Not because Nm is on the Internet, and have 30 millions hits, it will invalidate the ISO rules which had the participation of a lot knowledgable and respected members of the engineering community and also have contributed to the ASME, ASRAE and API standards

Should read

Quote:


knowledgable and respected members of the engineering community and who also have contributed

to avoid chauvinistic reactions thumbsup
IRstuff (Aerospace)
4 Jun 06 19:49
No one has, near as I can tell, promoted "normal" as a unit.  

Rather, it's simply a shorthand adjective for STP

TTFN



svanels (Petroleum)
4 Jun 06 20:11
Standard conditions of Temperature and Pressure

Regard
25362 (Chemical)
5 Jun 06 0:35

See thread378-97454 in particular Montemayor's atticism of April 22, 2004.
Ashereng (Petroleum)
5 Jun 06 11:03

Quote (Ashereng):

Nm3 was defined to be Normal meter cubed in the OP. Hence, it is a unit of volume.

There are the "right way" and the way the person is using.

The OP stated that Nm3 was to mean "normal m3". He defined it as volume.

So, I took it as a volume. Is it right? Does it matter? If people have been using Nm3 as a volume for 45 years, then they believe it is useful. Right or wrong, SI or not, they use it.

We as engineers also need to be aware that not everyone, every industry, every location, uses the same "conventions" of units.

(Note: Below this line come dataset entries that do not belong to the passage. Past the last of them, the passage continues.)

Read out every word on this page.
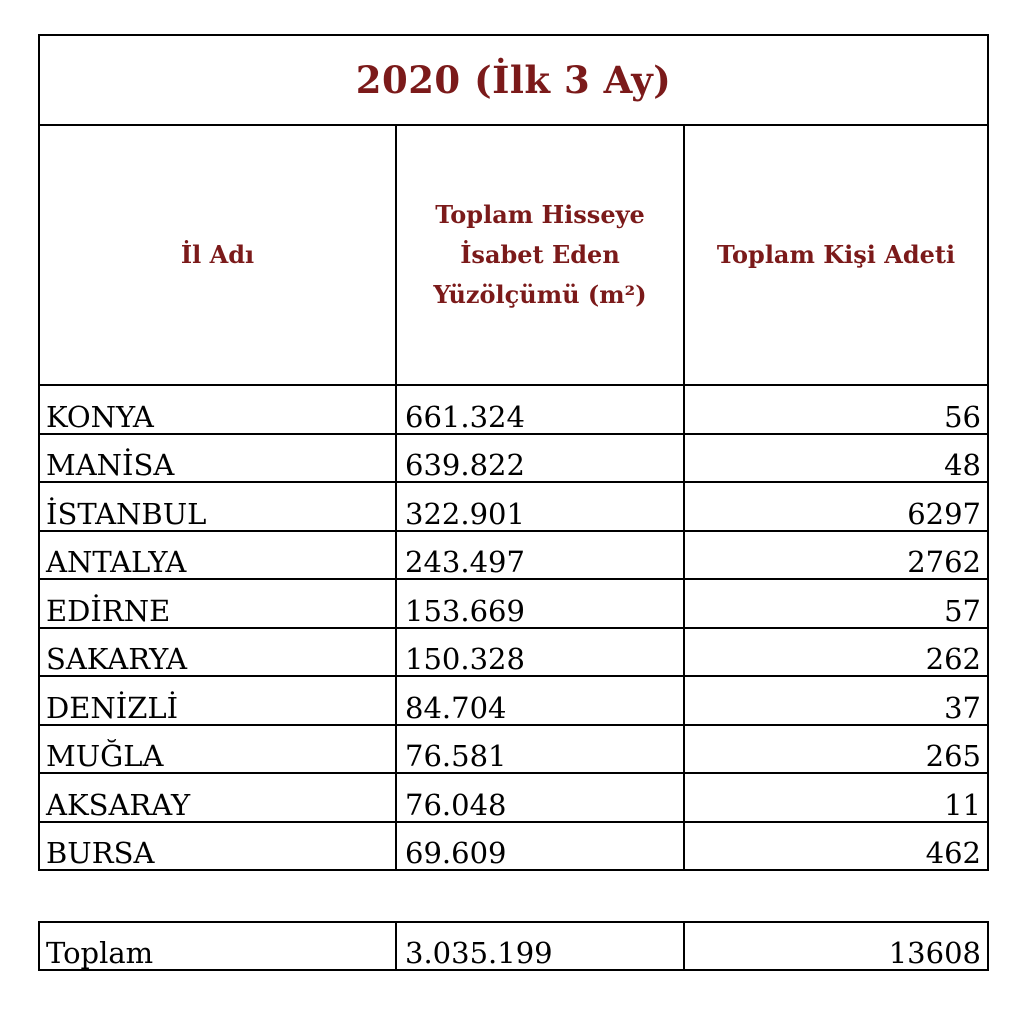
2020 (İlk 3 Ay)		
İl Adı	Toplam Hisseye İsabet Eden Yüzölçümü (m²)	Toplam Kişi Adeti
KONYA	661.324	56
MANİSA	639.822	48
İSTANBUL	322.901	6297
ANTALYA	243.497	2762
EDİRNE	153.669	57
SAKARYA	150.328	262
DENİZLİ	84.704	37
MUĞLA	76.581	265
AKSARAY	76.048	11
BURSA	69.609	462
Toplam	3.035.199	13608
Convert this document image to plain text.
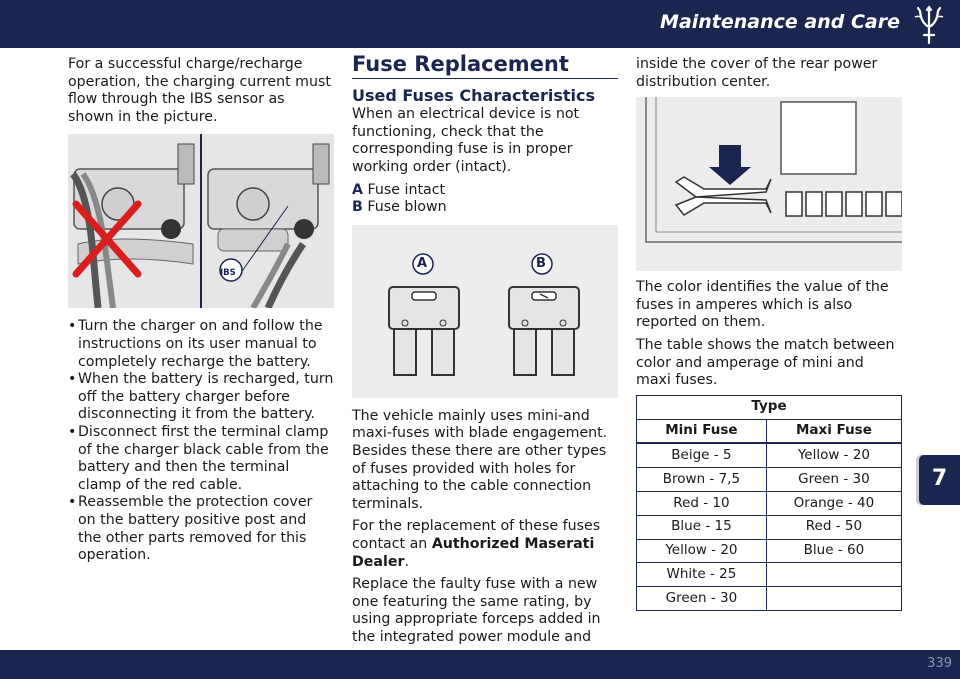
Maintenance and Care
7

For a successful charge/recharge operation, the charging current must flow through the IBS sensor as shown in the picture.

IBS
• Turn the charger on and follow the instructions on its user manual to completely recharge the battery.
• When the battery is recharged, turn off the battery charger before disconnecting it from the battery.
• Disconnect first the terminal clamp of the charger black cable from the battery and then the terminal clamp of the red cable.
• Reassemble the protection cover on the battery positive post and the other parts removed for this operation.
Fuse Replacement
Used Fuses Characteristics

When an electrical device is not functioning, check that the corresponding fuse is in proper working order (intact).

A Fuse intact

B Fuse blown

A	B

The vehicle mainly uses mini-and maxi-fuses with blade engagement. Besides these there are other types of fuses provided with holes for attaching to the cable connection terminals.

For the replacement of these fuses contact an Authorized Maserati Dealer.

Replace the faulty fuse with a new one featuring the same rating, by using appropriate forceps added in the integrated power module and

inside the cover of the rear power distribution center.

The color identifies the value of the fuses in amperes which is also reported on them.

The table shows the match between color and amperage of mini and maxi fuses.

Type	
Mini Fuse	Maxi Fuse
Beige - 5	Yellow - 20
Brown - 7,5	Green - 30
Red - 10	Orange - 40
Blue - 15	Red - 50
Yellow - 20	Blue - 60
White - 25	
Green - 30	
339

"Do not worry about your problems with mathematics, I assure you mine are far greater."   
Albert Einstein
Have you read FAQ731-376 to make the best use of Eng-Tips Forums?

UmeshMathur (Chemical)
6 Jun 06 18:54
Irrespective of the professed irritation of some about the ubiquitousness of the term "Nm3", the fact remains that there are innumerable existing, immutable, and legally binding gas suppy contracts all over the world that specify use of gas volumes in Nm3.

Unless these contracts are abrogated unilaterally and replaced by something more aesthetically pleasing to the purists, the rest of us will simply have to continue to muddle through and continue using that unit of volumetric measure, at least in the gas industry.

Only a fool will defend use of deliberately confusing terminology; however, usage of this term precedes the careers of the vast majority of chemical engineers.  When the term was first coined, it made a lot of sense, firstly because it was logically equivalent to specifying flows in molar units, and secondly because it replaced other less "standardized" usages.  I used it in process calculations for over 25 years as it made a lot of physical sense, at least to me.

Finally, since this term was not coined merely to add to the ranks of the perplexed, I humbly suggest that we close out this thread.